El paisaje checo se convierte en un espacio mítico y fundacional. Esto ocurre especialmente con la figura del Pastor Petrificado, el único menhir oficialmente reconocido del país. Introducido en una excursión escolar, y luego resignificado por el abuelo de Jakub en un gesto performativo que recupera la oralidad y el ritual, este menhir funciona como punto de condensación de la memoria atávica y el lazo generacional. En el epílogo, ese mismo sitio sagrado aparece desdibujado, rebautizado como “Pastor Desgraciado”, objeto de sarcasmo y olvido. Así se sugiere tensión entre memoria viva y memoria vaciada, entre piedra como archivo y piedra como ruina. Esta tracción refuerza una de las tesis del libro: la lucha por preservar lo esencial frente a la banalidad del presente.
Así, el lenguaje, como en sus libros anteriores, vuelve a ocupar un lugar central. Pero esta vez no aparece fragmentado en acentos, sino como un linaje que se transmite de generación en generación con orientaciones desviadas.
Tus novelas tienden puentes entre lenguas: el español, el checo, el inglés. En Memoria de la madera, la lengua se transmite entre generaciones y hasta aparece la aplicación Duolingo como práctica cotidiana.
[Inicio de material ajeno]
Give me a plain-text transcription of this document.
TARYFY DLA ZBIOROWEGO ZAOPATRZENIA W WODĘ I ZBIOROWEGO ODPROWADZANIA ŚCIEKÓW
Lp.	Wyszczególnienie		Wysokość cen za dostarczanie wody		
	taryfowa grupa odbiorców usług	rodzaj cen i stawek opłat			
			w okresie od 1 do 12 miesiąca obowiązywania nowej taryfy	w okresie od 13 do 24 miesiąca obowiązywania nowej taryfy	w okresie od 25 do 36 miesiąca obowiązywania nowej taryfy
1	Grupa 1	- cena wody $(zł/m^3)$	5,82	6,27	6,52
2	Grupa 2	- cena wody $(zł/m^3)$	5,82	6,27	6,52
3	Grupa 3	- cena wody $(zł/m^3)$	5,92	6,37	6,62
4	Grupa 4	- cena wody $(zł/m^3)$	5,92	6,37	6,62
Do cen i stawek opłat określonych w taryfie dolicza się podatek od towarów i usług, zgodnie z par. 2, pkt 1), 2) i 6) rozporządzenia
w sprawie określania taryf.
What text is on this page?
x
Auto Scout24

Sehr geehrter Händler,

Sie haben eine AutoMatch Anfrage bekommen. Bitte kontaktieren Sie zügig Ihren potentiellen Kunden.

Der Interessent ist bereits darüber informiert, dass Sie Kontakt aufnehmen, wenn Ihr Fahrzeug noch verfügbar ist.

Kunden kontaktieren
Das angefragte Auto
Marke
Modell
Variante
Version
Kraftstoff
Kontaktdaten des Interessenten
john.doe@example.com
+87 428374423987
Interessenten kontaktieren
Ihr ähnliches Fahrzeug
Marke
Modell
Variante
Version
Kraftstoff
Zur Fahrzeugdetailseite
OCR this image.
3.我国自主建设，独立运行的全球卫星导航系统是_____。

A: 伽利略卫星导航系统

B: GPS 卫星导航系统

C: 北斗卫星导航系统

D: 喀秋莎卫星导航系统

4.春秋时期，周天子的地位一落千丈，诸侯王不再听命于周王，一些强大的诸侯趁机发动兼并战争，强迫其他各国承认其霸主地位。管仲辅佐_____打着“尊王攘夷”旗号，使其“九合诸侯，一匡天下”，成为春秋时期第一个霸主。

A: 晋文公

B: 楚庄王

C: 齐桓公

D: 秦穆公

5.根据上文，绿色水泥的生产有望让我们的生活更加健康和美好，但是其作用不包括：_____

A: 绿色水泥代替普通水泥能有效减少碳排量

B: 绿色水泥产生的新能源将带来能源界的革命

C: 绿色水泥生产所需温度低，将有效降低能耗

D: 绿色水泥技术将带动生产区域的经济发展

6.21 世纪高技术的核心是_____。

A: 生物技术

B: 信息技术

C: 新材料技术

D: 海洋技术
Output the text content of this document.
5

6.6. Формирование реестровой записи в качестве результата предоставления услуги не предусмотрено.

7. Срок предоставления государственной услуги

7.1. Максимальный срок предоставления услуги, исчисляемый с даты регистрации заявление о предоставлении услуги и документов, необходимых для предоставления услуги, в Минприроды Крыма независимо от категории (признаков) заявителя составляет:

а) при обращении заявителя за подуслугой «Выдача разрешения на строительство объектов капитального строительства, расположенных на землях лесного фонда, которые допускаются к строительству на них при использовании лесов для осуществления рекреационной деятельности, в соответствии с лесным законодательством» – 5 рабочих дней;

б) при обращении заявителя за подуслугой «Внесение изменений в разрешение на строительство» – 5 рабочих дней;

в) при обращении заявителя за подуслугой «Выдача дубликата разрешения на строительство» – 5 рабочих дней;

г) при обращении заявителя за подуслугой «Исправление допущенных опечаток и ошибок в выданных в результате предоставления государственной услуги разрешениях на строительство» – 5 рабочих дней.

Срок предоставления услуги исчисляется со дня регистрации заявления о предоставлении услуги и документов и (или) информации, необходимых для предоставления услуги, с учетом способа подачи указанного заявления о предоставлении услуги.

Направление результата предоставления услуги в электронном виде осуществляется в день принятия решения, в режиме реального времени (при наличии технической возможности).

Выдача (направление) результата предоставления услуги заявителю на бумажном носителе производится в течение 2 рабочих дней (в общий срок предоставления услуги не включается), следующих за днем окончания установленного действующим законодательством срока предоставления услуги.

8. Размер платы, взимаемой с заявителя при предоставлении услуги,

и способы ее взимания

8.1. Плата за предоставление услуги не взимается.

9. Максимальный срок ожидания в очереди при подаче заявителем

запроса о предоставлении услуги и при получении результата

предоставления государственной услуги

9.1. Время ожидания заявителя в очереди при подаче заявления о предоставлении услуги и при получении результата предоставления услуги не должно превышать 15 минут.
-Sí, en las tres novelas aparece el tema del lenguaje y la existencia de distintos registros. En Síndrome Praga, por ejemplo, con las diferencias entre el español de los distintos guías de turismo, pero también el de quienes habían aprendido la lengua con sus respectivos matices, como era el caso del guía egipcio y de Katka, la protagonista checa. Y lo que más me interesa de todo eso es la idea del lenguaje como un gran malentendido que, a su vez, puede resultar revelador y decisivo a nivel de la propia trama. «La cantidad de vidas que uno tiene depende de la cantidad de idiomas que habla», es un refrán checho muy repetido, con una aparente universalidad:parece existir en muchos idiomas como intención o idea. Yo descubrí el significado de esa frase, sobre todo, al empezar a traducir, y de hecho algo que me impacta mucho de todo eso son los refranes.Las equivalencias entre los refranes en checo y en español dicen muchísimo sobre lo que esas culturas tienen de distinto, pero también en común.
En un momento del libro, el árbol describe a sus enemigos: los escarabajos tipógrafos, que dejan marcas bajo la corteza como si fueran líneas de texto. ¿Ese gesto de unir escritura, deterioro y materia viva funciona como una metáfora de la literatura?
-No lo había pensado así, pero son los pequeños y fascinantes descubrimientos que te permite la escritura. La plaga de escarabajos de la corteza fue realmente un tema muy serio que afectó a los bosques centroeuropeos y en particular a los checos hace algunos años. Y hay algo interesante, que también aparece en la novela: las distintas condiciones generadas por la pandemia, incluida la disminución de la intervención humana, agravaron considerablemente el problema. Le dicen “tipógrafos” porque dejan marcas bajo la corteza similares a tipos de imprenta, como si escribieran en la madera. Aun así, el narrador -que es del palo de los libros- ve esa característica como algo que podría matizar su odio hacia ellos, aunque aclara que ni siquiera eso logra apaciguarlo.
En un mundo acelerado, Memoria de la madera invita a leer despacio, a recordar con atención, a escuchar las voces de lo que todavía sigue vivo. Haroldo Conti con su literatura parece decir que el viento es una palabra del árbol. Y Memoria de la madera nos recuerda que también lo es el silencio.